Later in the year, I visited Dan in his own habitat, the University of Michigan's Museum of Palaeontology, to find out how he unlocked the secrets of mammoth ivory. He brought out a tusk he'd acquired on his recent trip to Wrangel Island in the Arctic Ocean, home to the last of the mammoths.
This tusk was from an animal that died a mere 6000 years ago. We took it into a small room full of scientific paraphernalia - and a bandsaw - and started to cut. It was slow and painstaking work.
An hour later, the cut was complete. We laid the tusk on its side and Dan let me lift the upper half away, then laid it sawn face uppermost on the table. The tusk had opened like a book and now Dan could read it. We could see features: darker and lighter stripes. Under a UV lamp, the stripes stood out even more clearly.
Ivory grows incrementally throughout the lifetime of an elephant, mammoth or mastodon. The lines we could see most clearly related to annual growth cycles, but under the microscope, Dan was able to pick out much finer lines. He told me about the first time he counted those lines and realised that there were about 365 across an annual band: dentine laid down on a daily basis.
So here was an incredible record of the life of a proboscidean.
Just like tree rings, narrow bands corresponded with times of stress and poor growth, whereas they became wider in times of plenty.
So Dan could identify cycles of pregnancy and lactation in females; he could tell when young males first became sexually mature, going into the testosterone-fuelled rage called musth, when growth was not a priority.

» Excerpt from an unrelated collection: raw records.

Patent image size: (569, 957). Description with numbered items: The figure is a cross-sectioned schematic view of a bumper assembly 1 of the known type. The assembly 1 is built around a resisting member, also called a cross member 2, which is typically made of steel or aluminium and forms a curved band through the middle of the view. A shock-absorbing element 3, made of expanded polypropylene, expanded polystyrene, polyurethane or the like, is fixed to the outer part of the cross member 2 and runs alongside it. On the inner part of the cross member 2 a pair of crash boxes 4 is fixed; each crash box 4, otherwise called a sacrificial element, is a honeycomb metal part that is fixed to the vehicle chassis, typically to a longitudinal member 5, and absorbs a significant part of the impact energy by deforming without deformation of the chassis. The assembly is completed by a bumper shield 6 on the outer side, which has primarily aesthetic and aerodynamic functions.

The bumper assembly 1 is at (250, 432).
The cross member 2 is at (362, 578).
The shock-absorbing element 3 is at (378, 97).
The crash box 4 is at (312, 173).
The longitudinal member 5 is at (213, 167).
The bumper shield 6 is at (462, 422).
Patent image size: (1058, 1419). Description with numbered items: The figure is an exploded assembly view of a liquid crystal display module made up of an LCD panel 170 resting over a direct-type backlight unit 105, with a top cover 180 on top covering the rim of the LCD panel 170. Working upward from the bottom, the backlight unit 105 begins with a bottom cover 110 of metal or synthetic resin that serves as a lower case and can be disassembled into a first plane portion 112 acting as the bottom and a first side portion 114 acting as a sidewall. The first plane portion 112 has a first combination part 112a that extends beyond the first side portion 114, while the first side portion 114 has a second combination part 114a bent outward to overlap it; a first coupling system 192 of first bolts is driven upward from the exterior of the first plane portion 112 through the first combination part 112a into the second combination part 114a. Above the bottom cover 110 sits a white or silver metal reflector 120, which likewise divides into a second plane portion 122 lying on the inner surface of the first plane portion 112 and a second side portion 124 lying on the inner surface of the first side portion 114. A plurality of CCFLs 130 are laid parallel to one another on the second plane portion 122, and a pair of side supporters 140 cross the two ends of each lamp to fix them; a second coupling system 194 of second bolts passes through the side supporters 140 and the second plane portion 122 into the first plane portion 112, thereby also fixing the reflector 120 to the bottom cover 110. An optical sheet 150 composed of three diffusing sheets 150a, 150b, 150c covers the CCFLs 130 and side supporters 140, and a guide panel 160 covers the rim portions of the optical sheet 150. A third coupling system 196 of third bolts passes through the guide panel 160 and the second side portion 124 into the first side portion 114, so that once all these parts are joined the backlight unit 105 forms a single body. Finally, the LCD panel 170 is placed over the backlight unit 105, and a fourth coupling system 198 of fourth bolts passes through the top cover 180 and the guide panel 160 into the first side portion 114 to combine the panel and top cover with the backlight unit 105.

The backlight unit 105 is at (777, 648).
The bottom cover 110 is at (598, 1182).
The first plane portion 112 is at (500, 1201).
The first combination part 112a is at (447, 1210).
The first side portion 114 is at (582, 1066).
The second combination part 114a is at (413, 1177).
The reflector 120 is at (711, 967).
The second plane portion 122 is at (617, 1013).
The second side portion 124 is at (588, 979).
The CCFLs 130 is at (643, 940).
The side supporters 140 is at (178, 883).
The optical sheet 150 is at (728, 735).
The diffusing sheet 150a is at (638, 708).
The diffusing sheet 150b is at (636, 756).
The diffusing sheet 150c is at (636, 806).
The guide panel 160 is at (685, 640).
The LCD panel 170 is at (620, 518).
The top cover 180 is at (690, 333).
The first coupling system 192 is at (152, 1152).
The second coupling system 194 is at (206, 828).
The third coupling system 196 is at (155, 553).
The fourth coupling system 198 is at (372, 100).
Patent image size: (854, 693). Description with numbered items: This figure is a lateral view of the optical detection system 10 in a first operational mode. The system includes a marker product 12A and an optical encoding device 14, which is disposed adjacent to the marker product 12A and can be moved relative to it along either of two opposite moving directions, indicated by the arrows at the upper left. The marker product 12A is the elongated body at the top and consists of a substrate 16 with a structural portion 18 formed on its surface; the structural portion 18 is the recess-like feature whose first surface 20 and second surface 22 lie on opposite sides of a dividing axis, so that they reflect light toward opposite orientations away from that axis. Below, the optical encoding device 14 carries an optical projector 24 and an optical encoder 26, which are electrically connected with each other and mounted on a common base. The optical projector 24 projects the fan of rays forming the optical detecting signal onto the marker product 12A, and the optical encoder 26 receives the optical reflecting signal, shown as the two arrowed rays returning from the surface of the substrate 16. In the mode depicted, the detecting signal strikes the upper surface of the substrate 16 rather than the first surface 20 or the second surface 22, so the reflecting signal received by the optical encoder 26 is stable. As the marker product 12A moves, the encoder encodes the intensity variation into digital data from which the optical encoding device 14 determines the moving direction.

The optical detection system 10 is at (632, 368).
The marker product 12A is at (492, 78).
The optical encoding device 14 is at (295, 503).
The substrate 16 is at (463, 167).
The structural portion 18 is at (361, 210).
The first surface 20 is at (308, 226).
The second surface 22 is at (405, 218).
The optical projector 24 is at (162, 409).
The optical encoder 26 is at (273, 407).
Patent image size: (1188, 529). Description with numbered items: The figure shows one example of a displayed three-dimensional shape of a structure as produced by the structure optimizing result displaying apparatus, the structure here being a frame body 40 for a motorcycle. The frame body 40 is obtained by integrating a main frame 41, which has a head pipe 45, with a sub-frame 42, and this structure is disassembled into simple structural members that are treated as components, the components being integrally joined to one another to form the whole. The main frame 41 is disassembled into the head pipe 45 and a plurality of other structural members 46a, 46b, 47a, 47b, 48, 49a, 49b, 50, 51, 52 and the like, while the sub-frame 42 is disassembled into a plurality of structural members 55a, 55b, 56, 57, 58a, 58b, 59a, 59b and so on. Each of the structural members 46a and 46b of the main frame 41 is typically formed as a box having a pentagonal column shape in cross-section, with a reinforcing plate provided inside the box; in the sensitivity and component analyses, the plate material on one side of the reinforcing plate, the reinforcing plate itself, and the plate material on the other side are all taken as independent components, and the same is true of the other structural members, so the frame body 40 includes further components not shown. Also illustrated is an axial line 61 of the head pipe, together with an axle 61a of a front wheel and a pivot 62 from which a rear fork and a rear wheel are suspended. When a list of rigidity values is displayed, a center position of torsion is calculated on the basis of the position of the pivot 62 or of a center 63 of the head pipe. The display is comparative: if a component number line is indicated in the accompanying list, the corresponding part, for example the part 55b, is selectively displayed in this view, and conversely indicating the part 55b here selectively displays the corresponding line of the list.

All this information was useful in answering questions about individual mammoths and mastodons, but en masse, it started to provide a level of data that would help to answer the most compelling question: why had these animals become extinct?
Among late-surviving mastodons he has studied, Dan is finding examples of females losing calves (where one pregnancy is immediately followed by another, rather than by two years of lactation) and of males going into musth early (just as young bull elephants do in Africa, when mature males are poached out). Dan had also found examples of mammoths dying in the autumn, a time of year when they should have been in peak condition. Autumn deaths argued for an extrinsic cause of death. For Dan, all this could be pinned on one such cause: overhunting by humans.
Kill-sites exist that show humans were certainly, at least occasionally, hunting these formidable beasts. But it's hard to argue from those isolated cases that humans were responsible for wiping out entire species. Far from rampaging across the continent, killing every large mammal in sight, it seems ancient hunters may have had a more subtle, but no less terminal impact. Over thousands of years, the level of hunting was just enough to be unsustainable for these huge, slow-breeding behemoths of the ice age.
Cutting the tusk open like that was only the beginning of coaxing the ivory into yielding its secrets. Dan would make fine sections to look at under the microscope and take samples for chemical analysis.
He was quietly excited about this new specimen from Wrangel: "It's one of the best tusks I've seen."